The 'knowing-doing gap' is not a failure of reasoning — it is a failure of execution. To understand why, we must look at how LLMs process tool calls internally. Most modern LLMs are trained on massive corpora that include tool-use examples, but the training objective is next-token prediction, not goal-oriented action selection. When a model generates a tool call, it must produce a special token sequence (e.g., `<function=weather_api>`) that triggers an external system. The decision to emit that token is a probabilistic choice competing against the alternative of simply generating an answer from memory.
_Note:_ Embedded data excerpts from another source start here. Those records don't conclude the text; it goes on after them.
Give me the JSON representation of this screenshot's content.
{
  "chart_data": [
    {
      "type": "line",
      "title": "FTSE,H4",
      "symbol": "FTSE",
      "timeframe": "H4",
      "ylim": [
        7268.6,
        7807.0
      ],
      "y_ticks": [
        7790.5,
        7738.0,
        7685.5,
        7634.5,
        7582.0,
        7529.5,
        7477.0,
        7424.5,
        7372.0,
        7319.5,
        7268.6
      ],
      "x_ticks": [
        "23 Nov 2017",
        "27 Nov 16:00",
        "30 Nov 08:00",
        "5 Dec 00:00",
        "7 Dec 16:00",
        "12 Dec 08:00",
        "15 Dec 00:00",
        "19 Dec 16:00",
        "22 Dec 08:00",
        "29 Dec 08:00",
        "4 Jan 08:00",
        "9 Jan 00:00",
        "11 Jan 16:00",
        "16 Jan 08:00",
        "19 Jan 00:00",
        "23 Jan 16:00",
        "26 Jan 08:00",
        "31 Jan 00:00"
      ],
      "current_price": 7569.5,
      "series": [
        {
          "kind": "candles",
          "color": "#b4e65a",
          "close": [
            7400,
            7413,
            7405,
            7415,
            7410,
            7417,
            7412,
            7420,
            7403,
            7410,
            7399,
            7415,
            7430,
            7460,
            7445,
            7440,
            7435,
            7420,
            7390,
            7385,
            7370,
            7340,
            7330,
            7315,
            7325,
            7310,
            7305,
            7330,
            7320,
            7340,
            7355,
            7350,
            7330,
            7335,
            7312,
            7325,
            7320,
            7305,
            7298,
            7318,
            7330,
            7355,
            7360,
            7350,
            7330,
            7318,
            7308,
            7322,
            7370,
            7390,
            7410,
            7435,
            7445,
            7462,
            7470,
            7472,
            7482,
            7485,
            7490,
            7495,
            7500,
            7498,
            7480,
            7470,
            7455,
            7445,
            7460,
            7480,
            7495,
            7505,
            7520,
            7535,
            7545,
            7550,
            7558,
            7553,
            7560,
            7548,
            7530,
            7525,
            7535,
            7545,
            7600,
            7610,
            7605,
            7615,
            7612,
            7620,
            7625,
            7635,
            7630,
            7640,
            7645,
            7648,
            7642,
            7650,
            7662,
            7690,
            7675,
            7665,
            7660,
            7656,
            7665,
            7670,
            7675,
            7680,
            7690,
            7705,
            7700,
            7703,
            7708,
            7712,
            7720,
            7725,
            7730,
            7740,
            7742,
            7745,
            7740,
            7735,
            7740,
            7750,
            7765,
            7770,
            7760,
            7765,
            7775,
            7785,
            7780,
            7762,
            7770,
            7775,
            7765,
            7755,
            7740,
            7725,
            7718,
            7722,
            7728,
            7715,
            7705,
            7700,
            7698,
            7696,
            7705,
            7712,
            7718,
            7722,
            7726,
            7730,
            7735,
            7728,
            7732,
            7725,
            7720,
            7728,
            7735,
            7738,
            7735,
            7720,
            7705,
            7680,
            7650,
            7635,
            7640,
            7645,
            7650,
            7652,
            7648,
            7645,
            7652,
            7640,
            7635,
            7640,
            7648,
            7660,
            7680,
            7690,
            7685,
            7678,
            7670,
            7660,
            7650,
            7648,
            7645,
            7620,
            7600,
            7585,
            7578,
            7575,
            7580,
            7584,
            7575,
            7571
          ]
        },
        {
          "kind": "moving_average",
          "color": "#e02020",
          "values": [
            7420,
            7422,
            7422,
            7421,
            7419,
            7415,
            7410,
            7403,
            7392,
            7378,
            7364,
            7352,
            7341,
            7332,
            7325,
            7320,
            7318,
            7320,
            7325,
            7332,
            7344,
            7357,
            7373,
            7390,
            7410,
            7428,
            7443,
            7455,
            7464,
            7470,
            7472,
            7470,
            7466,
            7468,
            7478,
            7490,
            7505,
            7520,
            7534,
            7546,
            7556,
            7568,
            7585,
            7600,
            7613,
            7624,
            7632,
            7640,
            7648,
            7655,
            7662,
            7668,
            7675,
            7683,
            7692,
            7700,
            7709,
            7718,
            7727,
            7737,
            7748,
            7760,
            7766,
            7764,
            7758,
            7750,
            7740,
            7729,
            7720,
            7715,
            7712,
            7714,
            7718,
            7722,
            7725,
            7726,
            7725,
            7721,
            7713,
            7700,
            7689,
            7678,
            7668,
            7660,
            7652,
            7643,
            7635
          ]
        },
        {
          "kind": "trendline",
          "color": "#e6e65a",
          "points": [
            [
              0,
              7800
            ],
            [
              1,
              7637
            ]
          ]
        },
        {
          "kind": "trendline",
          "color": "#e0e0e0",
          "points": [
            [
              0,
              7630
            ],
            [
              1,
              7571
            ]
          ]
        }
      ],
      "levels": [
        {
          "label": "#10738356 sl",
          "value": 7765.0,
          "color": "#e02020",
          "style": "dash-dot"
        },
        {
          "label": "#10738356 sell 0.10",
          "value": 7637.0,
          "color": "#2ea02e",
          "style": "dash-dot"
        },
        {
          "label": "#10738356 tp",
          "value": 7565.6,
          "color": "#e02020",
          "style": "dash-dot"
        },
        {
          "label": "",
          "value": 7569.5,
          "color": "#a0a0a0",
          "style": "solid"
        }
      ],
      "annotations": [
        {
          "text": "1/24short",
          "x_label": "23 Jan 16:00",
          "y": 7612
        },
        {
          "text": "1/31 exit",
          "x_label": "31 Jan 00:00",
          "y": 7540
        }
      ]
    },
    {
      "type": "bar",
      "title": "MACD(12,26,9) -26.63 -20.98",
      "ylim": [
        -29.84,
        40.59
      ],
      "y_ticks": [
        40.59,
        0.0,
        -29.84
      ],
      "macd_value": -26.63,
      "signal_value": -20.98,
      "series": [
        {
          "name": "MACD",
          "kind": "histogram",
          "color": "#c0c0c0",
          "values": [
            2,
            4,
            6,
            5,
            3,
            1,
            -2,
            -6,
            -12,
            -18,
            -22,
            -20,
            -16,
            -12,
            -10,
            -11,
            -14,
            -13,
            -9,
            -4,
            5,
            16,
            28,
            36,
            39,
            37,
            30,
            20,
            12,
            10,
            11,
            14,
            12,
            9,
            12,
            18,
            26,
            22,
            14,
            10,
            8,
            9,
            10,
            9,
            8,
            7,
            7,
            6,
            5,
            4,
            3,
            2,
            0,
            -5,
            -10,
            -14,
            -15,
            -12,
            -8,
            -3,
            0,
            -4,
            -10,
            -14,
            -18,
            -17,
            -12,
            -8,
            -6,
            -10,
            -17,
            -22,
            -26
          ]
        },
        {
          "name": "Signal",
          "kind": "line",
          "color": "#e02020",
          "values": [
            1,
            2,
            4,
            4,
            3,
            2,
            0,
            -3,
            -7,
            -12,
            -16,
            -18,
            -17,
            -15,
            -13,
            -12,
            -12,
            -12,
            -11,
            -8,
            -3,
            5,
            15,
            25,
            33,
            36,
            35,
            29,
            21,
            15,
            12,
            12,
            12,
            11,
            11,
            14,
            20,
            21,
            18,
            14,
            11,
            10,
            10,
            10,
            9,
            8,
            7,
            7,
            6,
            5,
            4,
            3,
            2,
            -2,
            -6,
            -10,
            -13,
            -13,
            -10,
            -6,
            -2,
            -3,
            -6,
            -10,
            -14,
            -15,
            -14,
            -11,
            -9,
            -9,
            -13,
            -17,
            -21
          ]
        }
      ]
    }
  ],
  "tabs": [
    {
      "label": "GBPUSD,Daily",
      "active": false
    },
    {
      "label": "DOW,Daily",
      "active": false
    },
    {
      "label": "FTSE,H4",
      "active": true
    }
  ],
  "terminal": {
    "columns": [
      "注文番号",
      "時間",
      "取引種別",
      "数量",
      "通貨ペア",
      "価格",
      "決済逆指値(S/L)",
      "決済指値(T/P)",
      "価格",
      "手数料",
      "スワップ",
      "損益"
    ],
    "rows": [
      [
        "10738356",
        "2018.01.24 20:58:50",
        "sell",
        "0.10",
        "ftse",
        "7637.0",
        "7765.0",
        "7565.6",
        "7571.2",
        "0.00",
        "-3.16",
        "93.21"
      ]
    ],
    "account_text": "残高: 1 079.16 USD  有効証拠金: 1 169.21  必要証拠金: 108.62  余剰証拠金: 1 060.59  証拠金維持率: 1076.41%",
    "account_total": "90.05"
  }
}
The Architecture of the Gap

The study's authors designed a two-phase evaluation: a 'planning' phase where the model is asked to describe what it would do (including whether a tool is needed), and an 'execution' phase where it must actually produce the tool call. They found that the gap emerges from three architectural sources:

1. Token-level competition: The probability of generating a tool-call token is often lower than generating a plausible-looking answer token, especially when the model has seen similar questions in training. This is a form of 'memorization shortcut.'

2. Attention decay: In long reasoning chains, the model's attention to the initial instruction to 'use tools when needed' fades. By the time it reaches the decision point, the contextual signal is diluted.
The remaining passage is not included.